The Xeon E5-2687W processor runs at 3.8Ghz and I would love to see if it can run FSX adequately.  I'd consider building a dual proc system (16 cores total), I'd pick up maybe 64Gb of DDR3 1600 ram.  And in terms of bottlenecks, I'm going for the GTX Titan w/ 384-bit memory interface w/ 6GB of GDDR-5 VRAM.  This system would cost a hefty $6500 but as I say if it could run FSX reasonably well, I'd be building on the come for XPlane or another multithreaded simulator to come.  The only thing that's keeping me (and many other users) from jumping on board w/ XPlane 64 is the lack of basic airports and poor 3rd party support.  Once that changes, I'm jumping in wholesale.  Methinks the above system will run XPlane quite well ;o)

Noel

System:  9900X3D Noctua NH-D15 G2, MSI Pro 650-P WiFi, G.SKILL  64GB (2 x 32GB) 288-Pin PC RAM DDR5 6000, WD NVMe 2Tb x 1, Sabrent NVMe 2Tb x 1, RTX 4090 FE, Corsair RM1000W PSU, Win11 Home, LG Ultra Curved Gsync Ultimate 3440x1440, Phanteks Enthoo Pro Case, TCA Boeing Edition Yoke & TQ, Cessna Trim Wheel, RTSS Framerate Limiter w/ Front Edge Sync.

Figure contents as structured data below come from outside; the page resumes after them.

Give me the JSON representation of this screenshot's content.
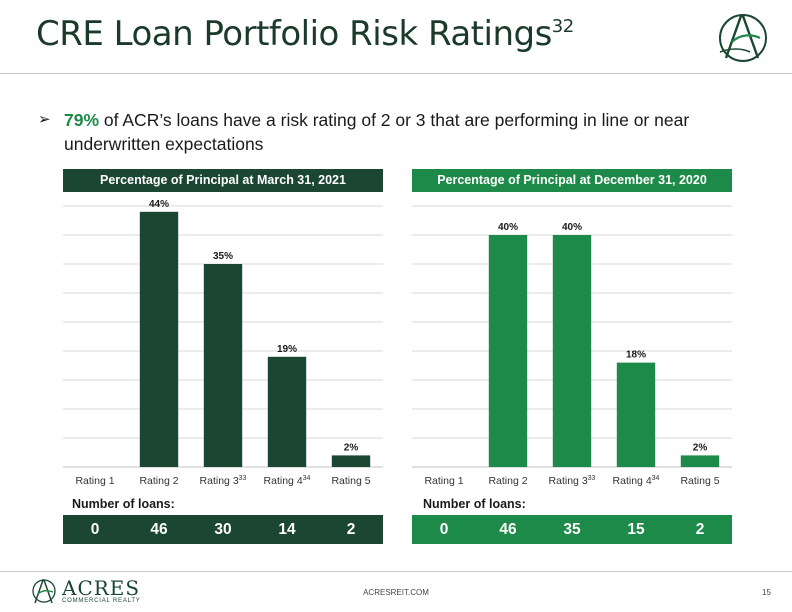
{
  "slide": {
    "title": "CRE Loan Portfolio Risk Ratings",
    "title_superscript": "32",
    "bullet_arrow": "➢",
    "bullet_highlight": "79%",
    "bullet_rest": " of ACR’s loans have a risk rating of 2 or 3 that are performing in line or near underwritten expectations",
    "accent_color": "#1e8a49",
    "dark_color": "#1b4632"
  },
  "chart_data": [
    {
      "type": "bar",
      "title": "Percentage of Principal at March 31, 2021",
      "categories": [
        "Rating 1",
        "Rating 2",
        "Rating 3",
        "Rating 4",
        "Rating 5"
      ],
      "category_superscripts": [
        "",
        "",
        "33",
        "34",
        ""
      ],
      "values": [
        0,
        44,
        35,
        19,
        2
      ],
      "data_labels": [
        "",
        "44%",
        "35%",
        "19%",
        "2%"
      ],
      "ylim": [
        0,
        45
      ],
      "grid": true,
      "bar_color": "#1b4632",
      "loans_label": "Number of loans:",
      "loans": [
        "0",
        "46",
        "30",
        "14",
        "2"
      ]
    },
    {
      "type": "bar",
      "title": "Percentage of Principal at December 31, 2020",
      "categories": [
        "Rating 1",
        "Rating 2",
        "Rating 3",
        "Rating 4",
        "Rating 5"
      ],
      "category_superscripts": [
        "",
        "",
        "33",
        "34",
        ""
      ],
      "values": [
        0,
        40,
        40,
        18,
        2
      ],
      "data_labels": [
        "",
        "40%",
        "40%",
        "18%",
        "2%"
      ],
      "ylim": [
        0,
        45
      ],
      "grid": true,
      "bar_color": "#1e8a49",
      "loans_label": "Number of loans:",
      "loans": [
        "0",
        "46",
        "35",
        "15",
        "2"
      ]
    }
  ],
  "footer": {
    "brand": "ACRES",
    "brand_sub": "COMMERCIAL REALTY",
    "url": "ACRESREIT.COM",
    "page": "15"
  }
}
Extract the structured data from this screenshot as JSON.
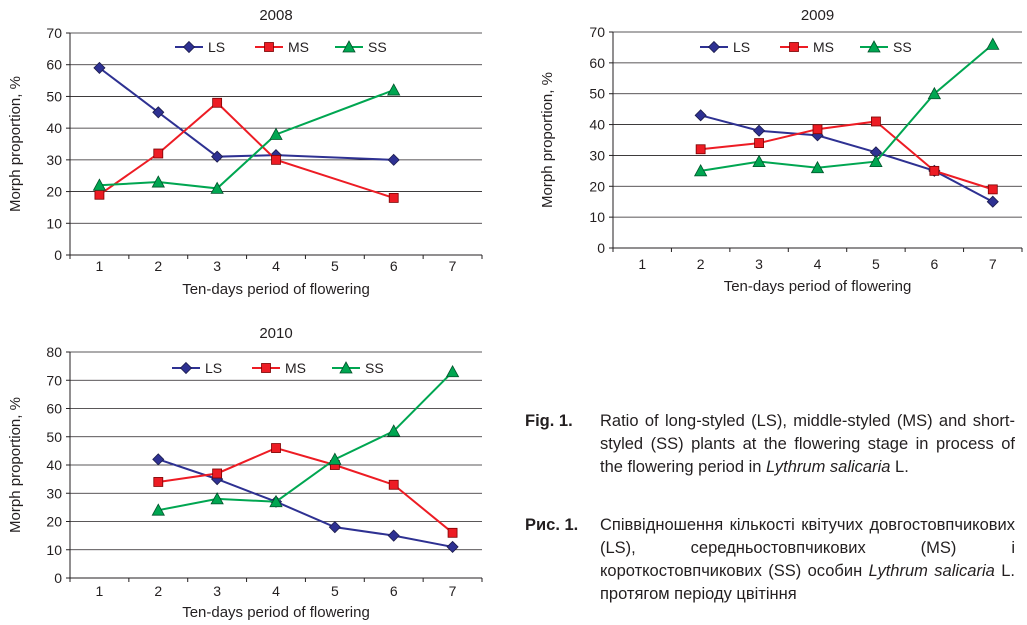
{
  "chart_data": [
    {
      "type": "line",
      "title": "2008",
      "xlabel": "Ten-days period of flowering",
      "ylabel": "Morph proportion, %",
      "categories": [
        "1",
        "2",
        "3",
        "4",
        "5",
        "6",
        "7"
      ],
      "ylim": [
        0,
        70
      ],
      "yticks": [
        0,
        10,
        20,
        30,
        40,
        50,
        60,
        70
      ],
      "grid": true,
      "legend": "top",
      "series": [
        {
          "name": "LS",
          "color": "#2e3192",
          "marker": "diamond",
          "x": [
            1,
            2,
            3,
            4,
            6
          ],
          "values": [
            59,
            45,
            31,
            31.5,
            30
          ]
        },
        {
          "name": "MS",
          "color": "#ed1c24",
          "marker": "square",
          "x": [
            1,
            2,
            3,
            4,
            6
          ],
          "values": [
            19,
            32,
            48,
            30,
            18
          ]
        },
        {
          "name": "SS",
          "color": "#00a651",
          "marker": "triangle",
          "x": [
            1,
            2,
            3,
            4,
            6
          ],
          "values": [
            22,
            23,
            21,
            38,
            52
          ]
        }
      ]
    },
    {
      "type": "line",
      "title": "2009",
      "xlabel": "Ten-days period of flowering",
      "ylabel": "Morph proportion, %",
      "categories": [
        "1",
        "2",
        "3",
        "4",
        "5",
        "6",
        "7"
      ],
      "ylim": [
        0,
        70
      ],
      "yticks": [
        0,
        10,
        20,
        30,
        40,
        50,
        60,
        70
      ],
      "grid": true,
      "legend": "top",
      "series": [
        {
          "name": "LS",
          "color": "#2e3192",
          "marker": "diamond",
          "x": [
            2,
            3,
            4,
            5,
            6,
            7
          ],
          "values": [
            43,
            38,
            36.5,
            31,
            25,
            15
          ]
        },
        {
          "name": "MS",
          "color": "#ed1c24",
          "marker": "square",
          "x": [
            2,
            3,
            4,
            5,
            6,
            7
          ],
          "values": [
            32,
            34,
            38.5,
            41,
            25,
            19
          ]
        },
        {
          "name": "SS",
          "color": "#00a651",
          "marker": "triangle",
          "x": [
            2,
            3,
            4,
            5,
            6,
            7
          ],
          "values": [
            25,
            28,
            26,
            28,
            50,
            66
          ]
        }
      ]
    },
    {
      "type": "line",
      "title": "2010",
      "xlabel": "Ten-days period of flowering",
      "ylabel": "Morph proportion, %",
      "categories": [
        "1",
        "2",
        "3",
        "4",
        "5",
        "6",
        "7"
      ],
      "ylim": [
        0,
        80
      ],
      "yticks": [
        0,
        10,
        20,
        30,
        40,
        50,
        60,
        70,
        80
      ],
      "grid": true,
      "legend": "top",
      "series": [
        {
          "name": "LS",
          "color": "#2e3192",
          "marker": "diamond",
          "x": [
            2,
            3,
            4,
            5,
            6,
            7
          ],
          "values": [
            42,
            35,
            27,
            18,
            15,
            11
          ]
        },
        {
          "name": "MS",
          "color": "#ed1c24",
          "marker": "square",
          "x": [
            2,
            3,
            4,
            5,
            6,
            7
          ],
          "values": [
            34,
            37,
            46,
            40,
            33,
            16
          ]
        },
        {
          "name": "SS",
          "color": "#00a651",
          "marker": "triangle",
          "x": [
            2,
            3,
            4,
            5,
            6,
            7
          ],
          "values": [
            24,
            28,
            27,
            42,
            52,
            73
          ]
        }
      ]
    }
  ],
  "caption_en": {
    "tag": "Fig. 1.",
    "part1": "Ratio of long-styled (LS), middle-styled (MS) and short-styled (SS) plants at the flowering stage in process of the flowering period in ",
    "species": "Lythrum salicaria",
    "part2": " L."
  },
  "caption_uk": {
    "tag": "Рис. 1.",
    "part1": "Співвідношення кількості квітучих довгостовпчикових (LS), середньостовпчикових (MS) і короткостовпчикових (SS) особин ",
    "species": "Lythrum salicaria",
    "part2": " L. протягом періоду цвітіння"
  }
}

Aircraft used in MSFS 2024:  Fenix A320,  Aerosoft CRJ, FBW, WT 787X, I-Fly 737 MAX 8, Citation Longitude.

 

 

 


The only thing that's keeping me (and many other users) from jumping on board w/ XPlane 64 is the lack of basic airports and poor 3rd party support.

 

I've been saying that for 5 years. Any day now ...   :rolleyes:

 

I pretty much (98%) moved to Apple laptop 4 or 5 years ago. I thought, wow, there's finally a decent non-PC alternative to FSX (ie X-Plane, which you can run on an Apple). That fantasy lasted just a few days. The main reason I still put up with the endless headaches of the Windows world is FSX. As soon as somebody comes up with a viable (and afforable) alternative, I will be completely gone and won't look back.